Chlamydia Research Group
Chlamydia trachomatis is a highly successful pathogen of significant medical importance. The CDC estimates that 10% of women between the ages of 15 to 19 test positive for C. trachomatis and 50-70% of these infections are asymptomatic. This increases the risk of widespread transmission and untreated infections, which can lead to pelvic inflammatory disease or infertility in a significant portion of women of childbearing age.
In developing countries with limited hygiene resources, C. trachomatis is also associated with the leading cause of preventable blindness. In these scenarios, Chlamydia is not sexually transmitted, rather it is transmitted between infected individuals by direct contact with infected ocular secretions or from flies coming in contact with infected then uninfected individuals.

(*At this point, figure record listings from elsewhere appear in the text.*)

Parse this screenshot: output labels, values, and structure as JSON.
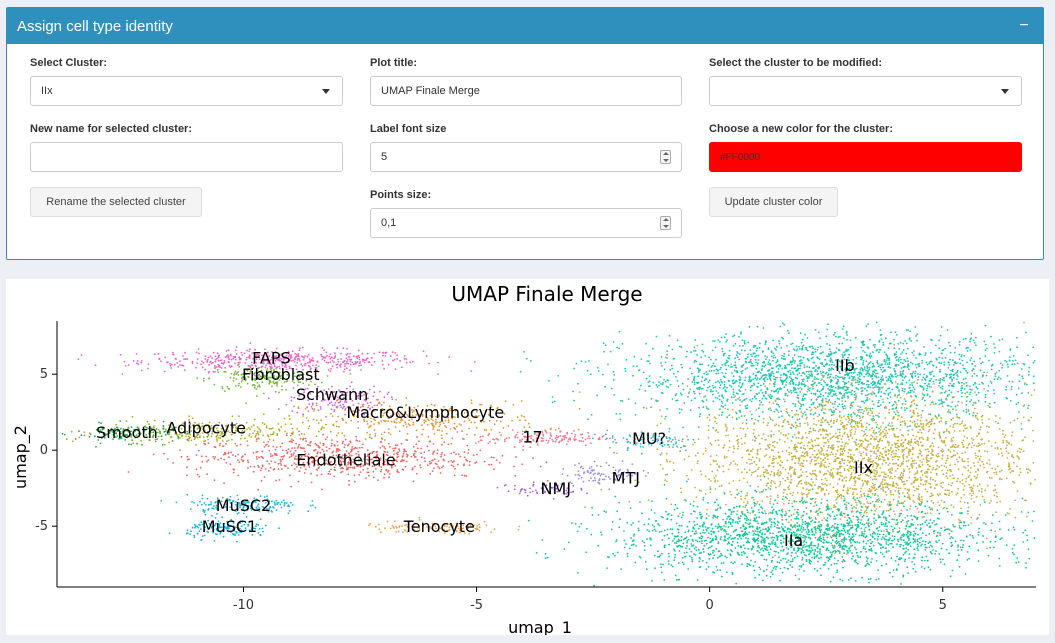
{
  "panel": {
    "title": "Assign cell type identity",
    "collapse_symbol": "−"
  },
  "form": {
    "select_cluster": {
      "label": "Select Cluster:",
      "value": "IIx"
    },
    "new_name": {
      "label": "New name for selected cluster:",
      "value": ""
    },
    "rename_button": "Rename the selected cluster",
    "plot_title": {
      "label": "Plot title:",
      "value": "UMAP Finale Merge"
    },
    "label_font_size": {
      "label": "Label font size",
      "value": "5"
    },
    "points_size": {
      "label": "Points size:",
      "value": "0,1"
    },
    "cluster_to_modify": {
      "label": "Select the cluster to be modified:",
      "value": ""
    },
    "new_color": {
      "label": "Choose a new color for the cluster:",
      "value": "#FF0000"
    },
    "update_color_button": "Update cluster color"
  },
  "chart_data": {
    "type": "scatter",
    "title": "UMAP Finale Merge",
    "xlabel": "umap_1",
    "ylabel": "umap_2",
    "xlim": [
      -14,
      7
    ],
    "ylim": [
      -9,
      8.5
    ],
    "xticks": [
      -10,
      -5,
      0,
      5
    ],
    "yticks": [
      -5,
      0,
      5
    ],
    "grid": false,
    "legend": "none",
    "clusters": [
      {
        "name": "FAPS",
        "label_x": -9.4,
        "label_y": 6.0,
        "cx": -9.2,
        "cy": 5.9,
        "sx": 1.5,
        "sy": 0.35,
        "n": 500,
        "color": "#f060c8"
      },
      {
        "name": "Fibroblast",
        "label_x": -9.2,
        "label_y": 4.9,
        "cx": -9.6,
        "cy": 4.7,
        "sx": 0.6,
        "sy": 0.4,
        "n": 180,
        "color": "#7ab83a"
      },
      {
        "name": "Schwann",
        "label_x": -8.1,
        "label_y": 3.6,
        "cx": -8.0,
        "cy": 3.3,
        "sx": 0.5,
        "sy": 0.5,
        "n": 150,
        "color": "#d064e0"
      },
      {
        "name": "Macro&Lymphocyte",
        "label_x": -6.1,
        "label_y": 2.4,
        "cx": -6.2,
        "cy": 2.0,
        "sx": 1.3,
        "sy": 0.6,
        "n": 300,
        "color": "#e8942a"
      },
      {
        "name": "Smooth",
        "label_x": -12.5,
        "label_y": 1.1,
        "cx": -12.4,
        "cy": 1.1,
        "sx": 0.6,
        "sy": 0.3,
        "n": 150,
        "color": "#28a84a"
      },
      {
        "name": "Adipocyte",
        "label_x": -10.8,
        "label_y": 1.4,
        "cx": -10.6,
        "cy": 1.2,
        "sx": 1.2,
        "sy": 0.4,
        "n": 250,
        "color": "#a8b020"
      },
      {
        "name": "17",
        "label_x": -3.8,
        "label_y": 0.8,
        "cx": -3.6,
        "cy": 0.8,
        "sx": 0.7,
        "sy": 0.25,
        "n": 150,
        "color": "#f07890"
      },
      {
        "name": "MU?",
        "label_x": -1.3,
        "label_y": 0.7,
        "cx": -1.2,
        "cy": 0.6,
        "sx": 0.5,
        "sy": 0.35,
        "n": 80,
        "color": "#28b8e0"
      },
      {
        "name": "Endotheliale",
        "label_x": -7.8,
        "label_y": -0.7,
        "cx": -8.0,
        "cy": -0.5,
        "sx": 1.6,
        "sy": 0.7,
        "n": 650,
        "color": "#f06262"
      },
      {
        "name": "MTJ",
        "label_x": -1.8,
        "label_y": -1.9,
        "cx": -2.2,
        "cy": -1.5,
        "sx": 0.5,
        "sy": 0.35,
        "n": 90,
        "color": "#9888e8"
      },
      {
        "name": "NMJ",
        "label_x": -3.3,
        "label_y": -2.6,
        "cx": -3.6,
        "cy": -2.6,
        "sx": 0.4,
        "sy": 0.2,
        "n": 60,
        "color": "#a860e0"
      },
      {
        "name": "MuSC2",
        "label_x": -10.0,
        "label_y": -3.7,
        "cx": -10.0,
        "cy": -3.6,
        "sx": 0.6,
        "sy": 0.3,
        "n": 160,
        "color": "#20b4d8"
      },
      {
        "name": "MuSC1",
        "label_x": -10.3,
        "label_y": -5.1,
        "cx": -10.3,
        "cy": -5.2,
        "sx": 0.45,
        "sy": 0.3,
        "n": 140,
        "color": "#10b0f0"
      },
      {
        "name": "Tenocyte",
        "label_x": -5.8,
        "label_y": -5.1,
        "cx": -5.9,
        "cy": -5.1,
        "sx": 0.8,
        "sy": 0.2,
        "n": 110,
        "color": "#f0a050"
      },
      {
        "name": "IIb",
        "label_x": 2.9,
        "label_y": 5.5,
        "cx": 2.7,
        "cy": 4.8,
        "sx": 2.2,
        "sy": 1.4,
        "n": 2200,
        "color": "#1cc8b0"
      },
      {
        "name": "IIx",
        "label_x": 3.3,
        "label_y": -1.2,
        "cx": 3.3,
        "cy": -0.6,
        "sx": 1.8,
        "sy": 2.1,
        "n": 2400,
        "color": "#c8b040"
      },
      {
        "name": "IIa",
        "label_x": 1.8,
        "label_y": -6.0,
        "cx": 2.0,
        "cy": -5.7,
        "sx": 2.0,
        "sy": 1.2,
        "n": 1900,
        "color": "#10c898"
      }
    ]
  }
}
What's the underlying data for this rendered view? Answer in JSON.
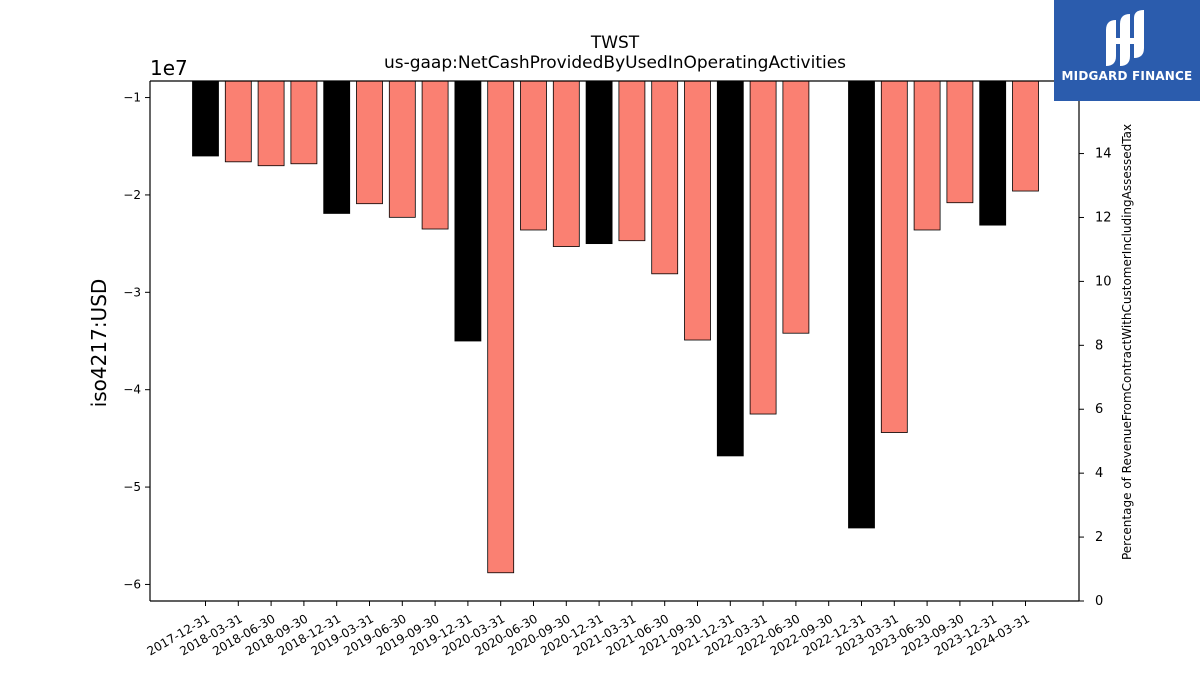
{
  "logo": {
    "text": "MIDGARD FINANCE",
    "icon": "midgard-logo-icon",
    "background": "#2b5cad"
  },
  "chart_data": {
    "type": "bar",
    "title": "TWST",
    "subtitle": "us-gaap:NetCashProvidedByUsedInOperatingActivities",
    "ylabel": "iso4217:USD",
    "ylabel_right": "Percentage of RevenueFromContractWithCustomerIncludingAssessedTax",
    "y_multiplier_label": "1e7",
    "ylim": [
      -6.17,
      -0.83
    ],
    "y_ticks": [
      -1,
      -2,
      -3,
      -4,
      -5,
      -6
    ],
    "y_right_ticks": [
      0,
      2,
      4,
      6,
      8,
      10,
      12,
      14
    ],
    "y_right_range": [
      0,
      16.27
    ],
    "grid": false,
    "categories": [
      "2017-12-31",
      "2018-03-31",
      "2018-06-30",
      "2018-09-30",
      "2018-12-31",
      "2019-03-31",
      "2019-06-30",
      "2019-09-30",
      "2019-12-31",
      "2020-03-31",
      "2020-06-30",
      "2020-09-30",
      "2020-12-31",
      "2021-03-31",
      "2021-06-30",
      "2021-09-30",
      "2021-12-31",
      "2022-03-31",
      "2022-06-30",
      "2022-09-30",
      "2022-12-31",
      "2023-03-31",
      "2023-06-30",
      "2023-09-30",
      "2023-12-31",
      "2024-03-31"
    ],
    "values": [
      -1.6,
      -1.66,
      -1.7,
      -1.68,
      -2.19,
      -2.09,
      -2.23,
      -2.35,
      -3.5,
      -5.88,
      -2.36,
      -2.53,
      -2.5,
      -2.47,
      -2.81,
      -3.49,
      -4.68,
      -4.25,
      -3.42,
      null,
      -5.42,
      -4.44,
      -2.36,
      -2.08,
      -2.31,
      -1.96
    ],
    "annual_flags": [
      true,
      false,
      false,
      false,
      true,
      false,
      false,
      false,
      true,
      false,
      false,
      false,
      true,
      false,
      false,
      false,
      true,
      false,
      false,
      false,
      true,
      false,
      false,
      false,
      true,
      false
    ],
    "colors": {
      "annual": "#000000",
      "quarterly": "#fa8072"
    }
  }
}
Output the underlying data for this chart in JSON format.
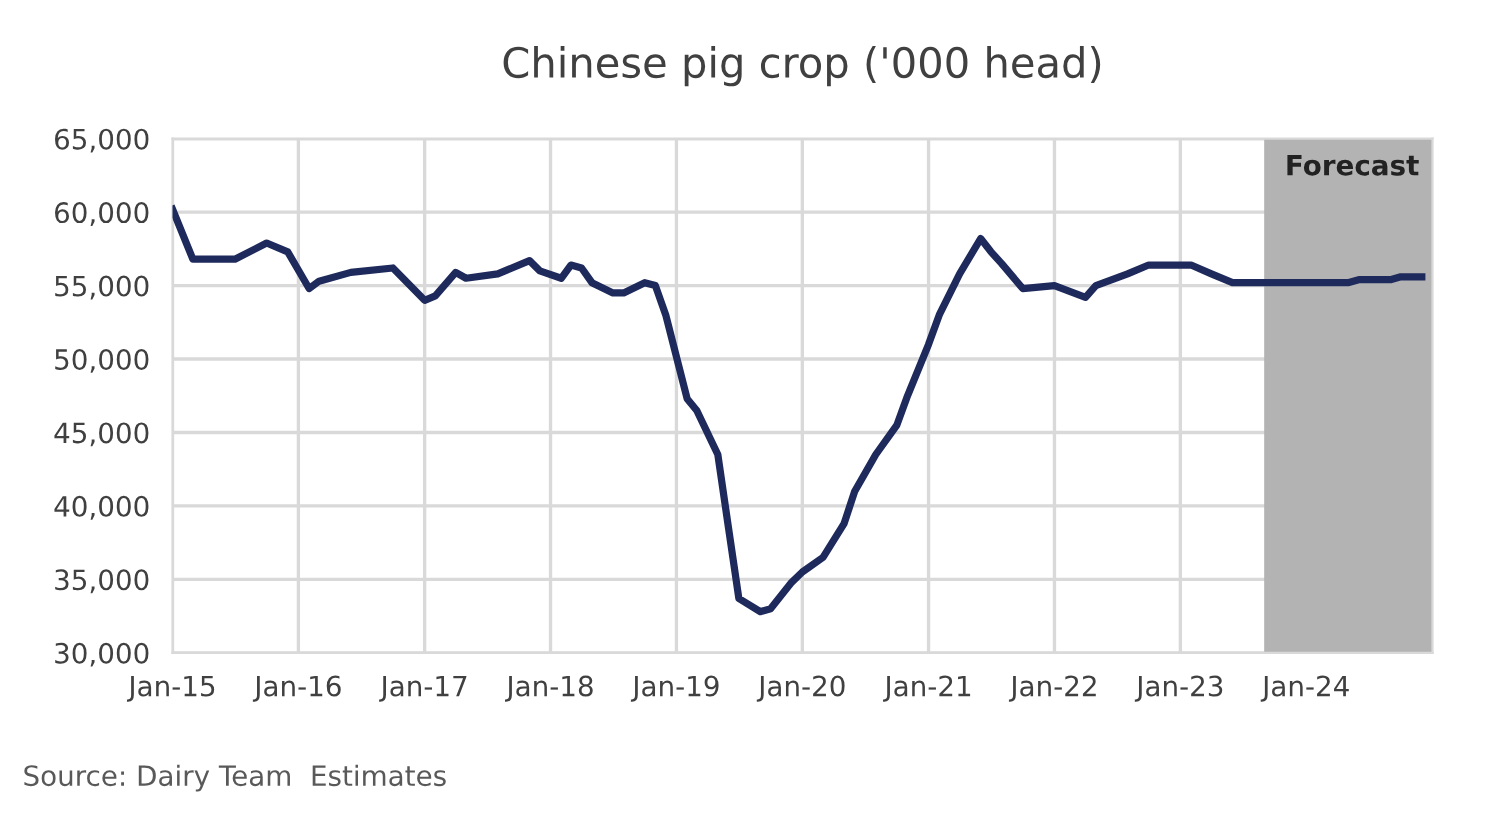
{
  "chart_data": {
    "type": "line",
    "title": "Chinese pig crop ('000 head)",
    "x": [
      "2015-01",
      "2015-03",
      "2015-07",
      "2015-10",
      "2015-12",
      "2016-02",
      "2016-03",
      "2016-06",
      "2016-10",
      "2017-01",
      "2017-02",
      "2017-04",
      "2017-05",
      "2017-08",
      "2017-11",
      "2017-12",
      "2018-02",
      "2018-03",
      "2018-04",
      "2018-05",
      "2018-07",
      "2018-08",
      "2018-10",
      "2018-11",
      "2018-12",
      "2019-02",
      "2019-03",
      "2019-05",
      "2019-06",
      "2019-07",
      "2019-09",
      "2019-10",
      "2019-12",
      "2020-01",
      "2020-03",
      "2020-05",
      "2020-06",
      "2020-08",
      "2020-10",
      "2020-11",
      "2021-01",
      "2021-02",
      "2021-04",
      "2021-06",
      "2021-07",
      "2021-08",
      "2021-10",
      "2022-01",
      "2022-04",
      "2022-05",
      "2022-08",
      "2022-10",
      "2023-02",
      "2023-04",
      "2023-06",
      "2023-08",
      "2024-05",
      "2024-06",
      "2024-09",
      "2024-10",
      "2024-12"
    ],
    "series": [
      {
        "color": "#1f2a5c",
        "values": [
          60200,
          56800,
          56800,
          57900,
          57300,
          54800,
          55300,
          55900,
          56200,
          54000,
          54300,
          55900,
          55500,
          55800,
          56700,
          56000,
          55500,
          56400,
          56200,
          55200,
          54500,
          54500,
          55200,
          55000,
          53000,
          47300,
          46500,
          43500,
          38500,
          33700,
          32800,
          33000,
          34800,
          35500,
          36500,
          38800,
          41000,
          43500,
          45500,
          47500,
          51000,
          53000,
          55800,
          58200,
          57300,
          56500,
          54800,
          55000,
          54200,
          55000,
          55800,
          56400,
          56400,
          55800,
          55200,
          55200,
          55200,
          55400,
          55400,
          55600,
          55600
        ]
      }
    ],
    "xlim": [
      "2015-01",
      "2025-01"
    ],
    "xticks": [
      {
        "value": "2015-01",
        "label": "Jan-15"
      },
      {
        "value": "2016-01",
        "label": "Jan-16"
      },
      {
        "value": "2017-01",
        "label": "Jan-17"
      },
      {
        "value": "2018-01",
        "label": "Jan-18"
      },
      {
        "value": "2019-01",
        "label": "Jan-19"
      },
      {
        "value": "2020-01",
        "label": "Jan-20"
      },
      {
        "value": "2021-01",
        "label": "Jan-21"
      },
      {
        "value": "2022-01",
        "label": "Jan-22"
      },
      {
        "value": "2023-01",
        "label": "Jan-23"
      },
      {
        "value": "2024-01",
        "label": "Jan-24"
      }
    ],
    "ylim": [
      30000,
      65000
    ],
    "yticks": [
      {
        "value": 30000,
        "label": "30,000"
      },
      {
        "value": 35000,
        "label": "35,000"
      },
      {
        "value": 40000,
        "label": "40,000"
      },
      {
        "value": 45000,
        "label": "45,000"
      },
      {
        "value": 50000,
        "label": "50,000"
      },
      {
        "value": 55000,
        "label": "55,000"
      },
      {
        "value": 60000,
        "label": "60,000"
      },
      {
        "value": 65000,
        "label": "65,000"
      }
    ],
    "bands": [
      {
        "axis": "x",
        "from": "2023-09",
        "to": "2025-01",
        "label": "Forecast",
        "color": "#b3b3b3"
      }
    ],
    "grid": true,
    "marker": "none",
    "line_style": "solid",
    "annotations": [
      "Source: Dairy Team  Estimates"
    ]
  }
}
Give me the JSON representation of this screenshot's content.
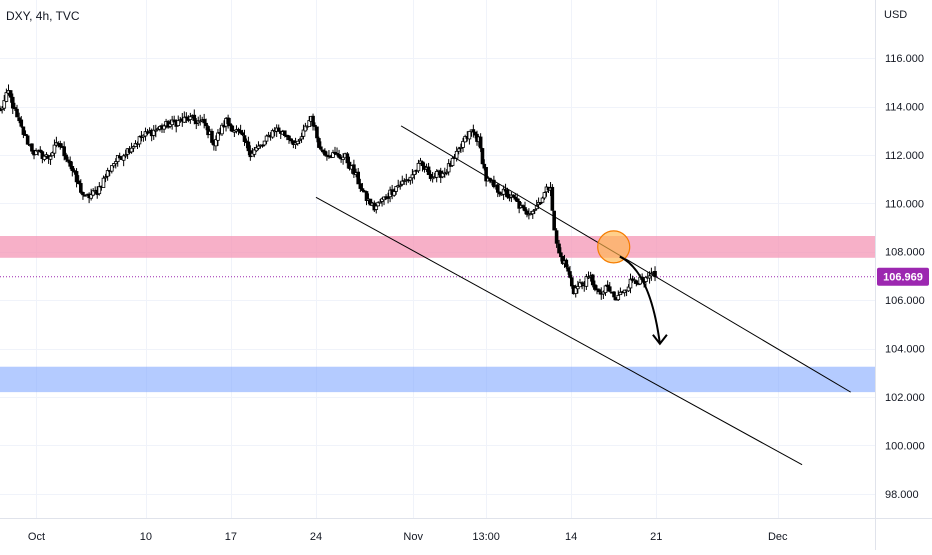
{
  "header": {
    "symbol_info": "DXY, 4h, TVC",
    "currency": "USD"
  },
  "colors": {
    "candle": "#000000",
    "resistance_zone": "#f48fb1",
    "support_zone": "#82a8ff",
    "current_price_line": "#9c27b0",
    "price_tag_bg": "#9c27b0",
    "annotation_circle": "#ffb74d",
    "channel_line": "#000000"
  },
  "chart_data": {
    "type": "candlestick",
    "title": "",
    "symbol": "DXY",
    "timeframe": "4h",
    "source": "TVC",
    "y_axis": {
      "label": "USD",
      "ticks": [
        116,
        114,
        112,
        110,
        108,
        106,
        104,
        102,
        100,
        98
      ],
      "tick_labels": [
        "116.000",
        "114.000",
        "112.000",
        "110.000",
        "108.000",
        "106.000",
        "104.000",
        "102.000",
        "100.000",
        "98.000"
      ],
      "range": [
        97.0,
        118.4
      ],
      "grid": true
    },
    "x_axis": {
      "tick_labels": [
        "Oct",
        "10",
        "17",
        "24",
        "Nov",
        "13:00",
        "14",
        "21",
        "Dec"
      ],
      "tick_positions_days": [
        0,
        9,
        16,
        23,
        31,
        37,
        44,
        51,
        61
      ],
      "range_days": [
        -3,
        69
      ],
      "grid": true
    },
    "current_price": 106.969,
    "current_price_label": "106.969",
    "zones": [
      {
        "name": "resistance",
        "from": 107.75,
        "to": 108.65
      },
      {
        "name": "support",
        "from": 102.2,
        "to": 103.25
      }
    ],
    "channel_lines": [
      {
        "name": "upper",
        "from": {
          "day": 30,
          "price": 113.2
        },
        "to": {
          "day": 67,
          "price": 102.2
        }
      },
      {
        "name": "lower",
        "from": {
          "day": 23,
          "price": 110.25
        },
        "to": {
          "day": 63,
          "price": 99.2
        }
      }
    ],
    "annotations": {
      "circle": {
        "day": 47.5,
        "price": 108.2
      },
      "arrow": {
        "from": {
          "day": 48.0,
          "price": 107.8
        },
        "via": {
          "day": 50.5,
          "price": 107.2
        },
        "to": {
          "day": 51.3,
          "price": 104.2
        }
      }
    },
    "key_points": [
      {
        "day": -3.0,
        "price": 113.8
      },
      {
        "day": -2.3,
        "price": 114.6
      },
      {
        "day": -1.6,
        "price": 113.5
      },
      {
        "day": -0.9,
        "price": 112.7
      },
      {
        "day": -0.2,
        "price": 112.1
      },
      {
        "day": 1.0,
        "price": 111.9
      },
      {
        "day": 1.8,
        "price": 112.5
      },
      {
        "day": 2.6,
        "price": 111.8
      },
      {
        "day": 3.3,
        "price": 110.9
      },
      {
        "day": 4.0,
        "price": 110.2
      },
      {
        "day": 5.0,
        "price": 110.5
      },
      {
        "day": 6.2,
        "price": 111.6
      },
      {
        "day": 7.5,
        "price": 112.2
      },
      {
        "day": 8.8,
        "price": 112.8
      },
      {
        "day": 10.5,
        "price": 113.2
      },
      {
        "day": 12.5,
        "price": 113.5
      },
      {
        "day": 13.8,
        "price": 113.3
      },
      {
        "day": 14.6,
        "price": 112.5
      },
      {
        "day": 15.6,
        "price": 113.4
      },
      {
        "day": 16.8,
        "price": 112.8
      },
      {
        "day": 17.6,
        "price": 112.1
      },
      {
        "day": 18.6,
        "price": 112.4
      },
      {
        "day": 19.6,
        "price": 113.1
      },
      {
        "day": 20.6,
        "price": 112.8
      },
      {
        "day": 21.5,
        "price": 112.4
      },
      {
        "day": 22.6,
        "price": 113.6
      },
      {
        "day": 23.4,
        "price": 112.2
      },
      {
        "day": 24.4,
        "price": 112.0
      },
      {
        "day": 25.4,
        "price": 111.9
      },
      {
        "day": 26.3,
        "price": 111.1
      },
      {
        "day": 27.0,
        "price": 110.3
      },
      {
        "day": 27.8,
        "price": 109.8
      },
      {
        "day": 28.6,
        "price": 110.2
      },
      {
        "day": 29.6,
        "price": 110.7
      },
      {
        "day": 30.6,
        "price": 111.0
      },
      {
        "day": 31.6,
        "price": 111.6
      },
      {
        "day": 32.6,
        "price": 111.1
      },
      {
        "day": 33.6,
        "price": 111.3
      },
      {
        "day": 34.4,
        "price": 111.8
      },
      {
        "day": 35.1,
        "price": 112.5
      },
      {
        "day": 35.8,
        "price": 113.0
      },
      {
        "day": 36.4,
        "price": 112.6
      },
      {
        "day": 37.0,
        "price": 111.0
      },
      {
        "day": 37.8,
        "price": 110.6
      },
      {
        "day": 38.6,
        "price": 110.4
      },
      {
        "day": 39.4,
        "price": 110.1
      },
      {
        "day": 40.2,
        "price": 109.6
      },
      {
        "day": 41.0,
        "price": 109.8
      },
      {
        "day": 41.8,
        "price": 110.4
      },
      {
        "day": 42.3,
        "price": 110.8
      },
      {
        "day": 42.6,
        "price": 108.8
      },
      {
        "day": 43.0,
        "price": 107.9
      },
      {
        "day": 43.6,
        "price": 107.4
      },
      {
        "day": 44.2,
        "price": 106.4
      },
      {
        "day": 44.9,
        "price": 106.7
      },
      {
        "day": 45.6,
        "price": 106.9
      },
      {
        "day": 46.3,
        "price": 106.2
      },
      {
        "day": 47.0,
        "price": 106.5
      },
      {
        "day": 47.7,
        "price": 106.0
      },
      {
        "day": 48.4,
        "price": 106.5
      },
      {
        "day": 49.2,
        "price": 106.9
      },
      {
        "day": 50.0,
        "price": 106.7
      },
      {
        "day": 50.6,
        "price": 107.0
      },
      {
        "day": 50.9,
        "price": 106.969
      }
    ]
  }
}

Other chlamydia species associated primarily with human respiratory tract infections include C. pneumoniae, a major cause of community acquired pneumonia, and C. psittaci, often acquired as a zoonotic infection from birds and manifesting as a severe pneumonia. Because of the importance of chlamydial diseases, there is a great need to identify strategies to reduce/prevent transmission and limit infections to the primary site of inoculation.
Chlamydia is a Gram-negative, obligate intracellular bacterium, which means it must grow in a host cell unlike many other bacteria that can grow on an agar-based substrate. Interestingly, Chlamydia is a developmentally regulated bacterium that alternates between functional and morphological forms called the elementary body and reticulate body.
The elementary body is the infectious form that mediates attachment and entry into a susceptible host cell. The infecting elementary body remains within a vacuole that is rapidly diverted from the phagolysosomal pathway and begins differentiating into the reticulate body. The reticulate body is the non-infectious form that grows and divides within a pathogen-specified organelle termed the chlamydial inclusion. After multiple rounds of division, the reticulate body differentiates to the elemental body, which is released from the host cell to initiate a new round of infection.
In evolving to this obligate intracellular niche, chlamydia has significantly reduced its genome (~1Mbp with ~1000 genes vs E. coli with ~4.5Mbp and ~4500 genes) yet manages to perform a variety of functions that allows it to usurp the host cell in such a way as to preserve its viability.